Wednesday, October 6, 2010

CORPORATE LAYOFFS

Thanx for returning, all 21 of you!..."What's the meeting about?"

"None of your business."

"It concerns me more than it concerns you," Mike said, hurt.

Debbie didn't know what the meeting was about either and did not care. They were always having meetings around here, and the less you knew, the better. People always wanted to know her business, blowing up stories when nothing at all was happening. She would rather be the one being talked of, than the one doing the talking. Anything was better than being bored.

When she was given the article to zerox, the truth still did not register in her mind. It was an article in the Wall Street Journal, detailing budget cuts in the financial firm on Wall Street where she worked as a secretary.

McGrath and O'Connor has completed its reorganization which will result in the elimination of over 1,000 jobs in 1990. The writedown of 200 million to reduce costs will lower earnings for 1989, but will improve the outlook for 1990.

On her lunch hour, she passed bright clothing in window displays announcing Going Out of Business sales. Christmas was only two weeks away.

"Don't move back to Connecticut. You can't even get a job answering the phone," her best friend told her on the phone that night. Military and defense plants were slowly closing down, putting a freeze on hiring which prevented more people from moving to Southern New England.

"Debbie, my apartments have been empty for two months," her mother told her. Her mother had never had any problems with renting her apartments immediately and could pick and choose her tenants carefully. She never asked her mother for cash, but life in New York City was hard. She did not even know anyone well enough to ask to borrow money.

"Keep your mouth shut. Be glad you have a job," her friend Shelley warned her.

"I'm so sick of answering the phone. Everyone is driving me crazy," she complained to Amanda on her lunch hour. "When are they going to promote me?"

She swore at the zerox machine which had stopped in the middle of sorting twenty thirty-page copies.

"Next time you have copies, I'm sending them down to Quick Copy," she shouted impatiently at Mary, the sales manager as her boss passed her desk.

"That's fine with me," Mary said kindly. She knew better than to ignite the fire of her secretary's temper.

Mike had been irritable all day. Was it something she said?

Ring!

"Did you know Mrs. Bears, of Office Training, has been laid off?" Martha said.

"Hello? That's horrible!" Debbie said. She thought of the dear old lady who had taught the two-week program for new secretaries on Wall Street. They laid her off?

That's right, she thought, remembering one morning in the cafeteria breakfast line. Patricia, who worked on the 17th floor where Debbie had been offered a job, had just gotten laid off.

"I'm taking it easy. I'll find something, but I'm not in a hurry," she said.

How could she be so non chalant? If Debbie were ever laid off, what would she do? This was the center of her life. It was her world.

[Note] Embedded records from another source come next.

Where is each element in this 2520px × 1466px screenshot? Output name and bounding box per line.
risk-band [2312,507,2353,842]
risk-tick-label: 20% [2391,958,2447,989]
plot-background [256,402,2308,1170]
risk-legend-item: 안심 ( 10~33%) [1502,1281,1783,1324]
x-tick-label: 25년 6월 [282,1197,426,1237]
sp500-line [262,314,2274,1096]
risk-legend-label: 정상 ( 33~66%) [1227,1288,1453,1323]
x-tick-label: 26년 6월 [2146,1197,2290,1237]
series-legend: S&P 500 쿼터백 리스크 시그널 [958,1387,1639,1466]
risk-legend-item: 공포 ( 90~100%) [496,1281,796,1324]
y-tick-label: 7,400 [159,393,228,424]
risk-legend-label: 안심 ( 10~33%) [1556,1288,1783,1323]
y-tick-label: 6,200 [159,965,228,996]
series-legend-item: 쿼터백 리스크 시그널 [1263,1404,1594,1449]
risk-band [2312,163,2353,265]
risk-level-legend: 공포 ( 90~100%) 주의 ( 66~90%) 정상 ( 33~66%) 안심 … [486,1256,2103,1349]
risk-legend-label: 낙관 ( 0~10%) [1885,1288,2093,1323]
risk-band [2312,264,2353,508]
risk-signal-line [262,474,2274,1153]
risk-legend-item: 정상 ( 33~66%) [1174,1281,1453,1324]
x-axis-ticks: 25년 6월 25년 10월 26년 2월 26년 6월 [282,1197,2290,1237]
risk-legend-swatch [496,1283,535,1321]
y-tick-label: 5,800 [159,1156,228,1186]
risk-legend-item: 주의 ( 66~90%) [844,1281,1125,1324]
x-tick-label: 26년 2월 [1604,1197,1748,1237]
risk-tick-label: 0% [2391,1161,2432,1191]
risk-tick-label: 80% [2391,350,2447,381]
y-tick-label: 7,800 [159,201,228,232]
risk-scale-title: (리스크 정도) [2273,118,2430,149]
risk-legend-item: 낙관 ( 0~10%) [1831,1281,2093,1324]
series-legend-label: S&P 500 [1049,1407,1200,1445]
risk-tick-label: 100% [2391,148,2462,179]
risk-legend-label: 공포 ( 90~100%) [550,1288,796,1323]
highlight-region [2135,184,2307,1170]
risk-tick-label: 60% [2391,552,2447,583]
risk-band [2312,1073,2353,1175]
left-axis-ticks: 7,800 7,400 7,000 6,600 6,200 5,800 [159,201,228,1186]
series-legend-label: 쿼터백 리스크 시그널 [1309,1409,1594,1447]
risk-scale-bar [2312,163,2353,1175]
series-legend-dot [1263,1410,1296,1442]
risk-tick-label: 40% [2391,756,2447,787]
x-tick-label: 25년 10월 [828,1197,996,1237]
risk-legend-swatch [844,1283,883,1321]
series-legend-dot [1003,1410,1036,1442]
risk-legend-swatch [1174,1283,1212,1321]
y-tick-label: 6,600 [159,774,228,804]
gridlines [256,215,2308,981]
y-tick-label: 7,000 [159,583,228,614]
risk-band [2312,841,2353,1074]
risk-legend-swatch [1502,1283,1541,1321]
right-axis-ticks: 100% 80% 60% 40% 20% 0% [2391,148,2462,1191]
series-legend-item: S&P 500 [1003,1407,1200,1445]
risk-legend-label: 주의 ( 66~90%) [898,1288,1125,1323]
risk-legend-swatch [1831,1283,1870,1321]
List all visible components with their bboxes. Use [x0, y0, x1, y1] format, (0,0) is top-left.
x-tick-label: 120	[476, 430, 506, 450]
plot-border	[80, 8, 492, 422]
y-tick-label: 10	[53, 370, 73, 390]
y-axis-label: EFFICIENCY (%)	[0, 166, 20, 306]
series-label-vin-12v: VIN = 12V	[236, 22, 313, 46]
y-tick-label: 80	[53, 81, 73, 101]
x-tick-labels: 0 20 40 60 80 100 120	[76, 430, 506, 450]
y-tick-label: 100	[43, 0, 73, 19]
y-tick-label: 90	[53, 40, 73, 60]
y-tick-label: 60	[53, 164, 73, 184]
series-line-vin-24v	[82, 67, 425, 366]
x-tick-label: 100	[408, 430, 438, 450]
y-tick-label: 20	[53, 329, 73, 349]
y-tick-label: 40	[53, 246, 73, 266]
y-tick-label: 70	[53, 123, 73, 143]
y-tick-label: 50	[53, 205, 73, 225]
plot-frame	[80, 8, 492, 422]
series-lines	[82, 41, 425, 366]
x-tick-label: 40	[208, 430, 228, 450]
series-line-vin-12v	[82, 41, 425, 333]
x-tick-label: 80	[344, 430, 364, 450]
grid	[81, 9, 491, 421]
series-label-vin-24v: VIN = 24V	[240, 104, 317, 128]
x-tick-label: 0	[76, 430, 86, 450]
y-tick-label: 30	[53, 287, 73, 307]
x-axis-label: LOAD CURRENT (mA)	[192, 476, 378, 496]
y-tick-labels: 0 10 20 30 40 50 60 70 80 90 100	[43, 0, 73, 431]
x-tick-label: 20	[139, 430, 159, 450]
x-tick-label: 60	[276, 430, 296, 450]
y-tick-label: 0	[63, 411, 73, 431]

What would it be like, not seeing Mike or Amanda, or the others every weekday morning?

"No more car vouchers! What privilege are they going to take away next?" Debbie said, sitting at her desk, which was strategically placed at the hub of the office, across from the VP's corner office, directly across from the Office Manager's stares, diagonal from her boss's door and close to the other sales representatives and managers. There were only four secretaries, one for each department.